Inter-equipment ongoing validation of microplastics identification by micro-FTIR using optimal resources

Abstract

FTIR is widely used for identifying microplastics due to its performance and affordable equipment. However, there is a need for a universal method for the automatic identification of microplastics by FTIR, robust to different spectra collection conditions, and capable of adapting to the diversity of particle spectra. This research presents a method for developing a reliable and simple algorithm for inter-instrumental microplastics identification using micro-FTIR. Spectra collected from different equipment and settings across various laboratories, from microparticles previously confirmed as PET (Positive cases) and non-PET (Negative cases), were compared with a PET reference using multiple algorithms (Match Methods) based on six weighted and unweighted correlation coefficients.
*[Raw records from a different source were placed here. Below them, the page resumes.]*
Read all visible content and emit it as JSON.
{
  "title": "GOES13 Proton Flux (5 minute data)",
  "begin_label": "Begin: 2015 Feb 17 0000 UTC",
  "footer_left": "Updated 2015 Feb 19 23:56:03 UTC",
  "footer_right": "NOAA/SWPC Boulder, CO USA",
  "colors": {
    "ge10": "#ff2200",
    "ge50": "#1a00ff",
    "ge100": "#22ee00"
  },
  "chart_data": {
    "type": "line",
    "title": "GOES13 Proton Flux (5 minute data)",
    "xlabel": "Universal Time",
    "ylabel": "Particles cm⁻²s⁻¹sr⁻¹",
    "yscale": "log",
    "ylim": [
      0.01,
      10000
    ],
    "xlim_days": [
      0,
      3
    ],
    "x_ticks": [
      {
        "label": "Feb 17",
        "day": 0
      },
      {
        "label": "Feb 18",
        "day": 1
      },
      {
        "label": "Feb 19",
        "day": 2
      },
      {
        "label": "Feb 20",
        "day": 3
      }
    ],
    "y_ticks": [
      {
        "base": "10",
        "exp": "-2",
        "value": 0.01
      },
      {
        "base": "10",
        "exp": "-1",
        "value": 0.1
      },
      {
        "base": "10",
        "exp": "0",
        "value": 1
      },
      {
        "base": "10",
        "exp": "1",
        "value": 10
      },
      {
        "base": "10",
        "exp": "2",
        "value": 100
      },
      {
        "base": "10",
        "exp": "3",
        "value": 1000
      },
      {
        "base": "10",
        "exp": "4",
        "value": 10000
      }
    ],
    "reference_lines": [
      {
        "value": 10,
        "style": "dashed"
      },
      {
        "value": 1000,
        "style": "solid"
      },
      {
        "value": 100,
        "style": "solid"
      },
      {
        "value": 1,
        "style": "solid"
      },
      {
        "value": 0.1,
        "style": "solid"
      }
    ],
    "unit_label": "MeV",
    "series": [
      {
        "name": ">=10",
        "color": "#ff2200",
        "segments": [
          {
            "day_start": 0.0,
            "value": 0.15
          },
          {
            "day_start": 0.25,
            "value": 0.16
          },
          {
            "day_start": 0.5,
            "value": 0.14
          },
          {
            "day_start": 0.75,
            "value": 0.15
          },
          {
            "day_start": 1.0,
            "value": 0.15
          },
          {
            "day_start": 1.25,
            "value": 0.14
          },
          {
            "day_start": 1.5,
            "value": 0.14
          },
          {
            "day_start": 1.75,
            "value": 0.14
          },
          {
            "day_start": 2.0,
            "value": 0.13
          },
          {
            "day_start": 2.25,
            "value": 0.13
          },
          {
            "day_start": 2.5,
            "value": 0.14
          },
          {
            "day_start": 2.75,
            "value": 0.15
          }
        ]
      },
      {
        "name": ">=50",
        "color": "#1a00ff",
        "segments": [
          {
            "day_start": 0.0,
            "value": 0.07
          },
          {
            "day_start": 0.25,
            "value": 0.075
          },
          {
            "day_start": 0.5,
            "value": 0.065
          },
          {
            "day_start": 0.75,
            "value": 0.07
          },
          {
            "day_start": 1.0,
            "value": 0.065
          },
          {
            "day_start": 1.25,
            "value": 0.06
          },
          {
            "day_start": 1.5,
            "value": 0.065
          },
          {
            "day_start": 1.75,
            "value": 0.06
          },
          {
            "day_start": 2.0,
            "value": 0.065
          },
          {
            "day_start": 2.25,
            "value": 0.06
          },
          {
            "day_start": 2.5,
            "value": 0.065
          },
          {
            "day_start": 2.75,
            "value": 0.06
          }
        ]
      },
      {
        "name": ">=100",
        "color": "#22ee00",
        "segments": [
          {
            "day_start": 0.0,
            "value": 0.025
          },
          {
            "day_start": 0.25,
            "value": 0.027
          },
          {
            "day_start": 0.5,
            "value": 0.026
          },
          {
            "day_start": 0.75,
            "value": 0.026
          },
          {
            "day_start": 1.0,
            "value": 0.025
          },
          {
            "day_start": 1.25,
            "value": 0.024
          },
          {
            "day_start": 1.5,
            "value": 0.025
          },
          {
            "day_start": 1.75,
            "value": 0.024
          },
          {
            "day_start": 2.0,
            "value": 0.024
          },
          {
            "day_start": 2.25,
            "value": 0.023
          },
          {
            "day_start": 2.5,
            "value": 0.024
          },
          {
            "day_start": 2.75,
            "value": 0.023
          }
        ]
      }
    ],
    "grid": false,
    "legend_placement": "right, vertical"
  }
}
After excluding low signal-to-noise spectra with a newly developed universal algorithm, the 5th percentile of the Match values for Positive cases, estimated using a robust bootstrap method, was used as a minimum Match (P5»P) to ensure a 95% True Positive rate (TP). Assuming a normal distribution of the Match values for Negative cases, the False Positive rate (FP) was calculated. The best method identified uses an unweighted correlation of differentiated signals, resulting in a P5»P=0.4140 and FP=0.0005% for spectra with a minimum signal-to-noise ratio of three. This identification performance, estimated from 117 spectra, is statistically equivalent to that observed from the identification of 405 additional particles using the validated method, at a 99% confidence level set by the Clopper–Pearson method, thereby extending the method's applicability to 522 particles. The developed method for PET identification by FTIR is robust across various acquisition conditions and instruments, was implemented in a user-friendly MS Excel spreadsheet, and can be easily tested with more particles and different instrumental settings.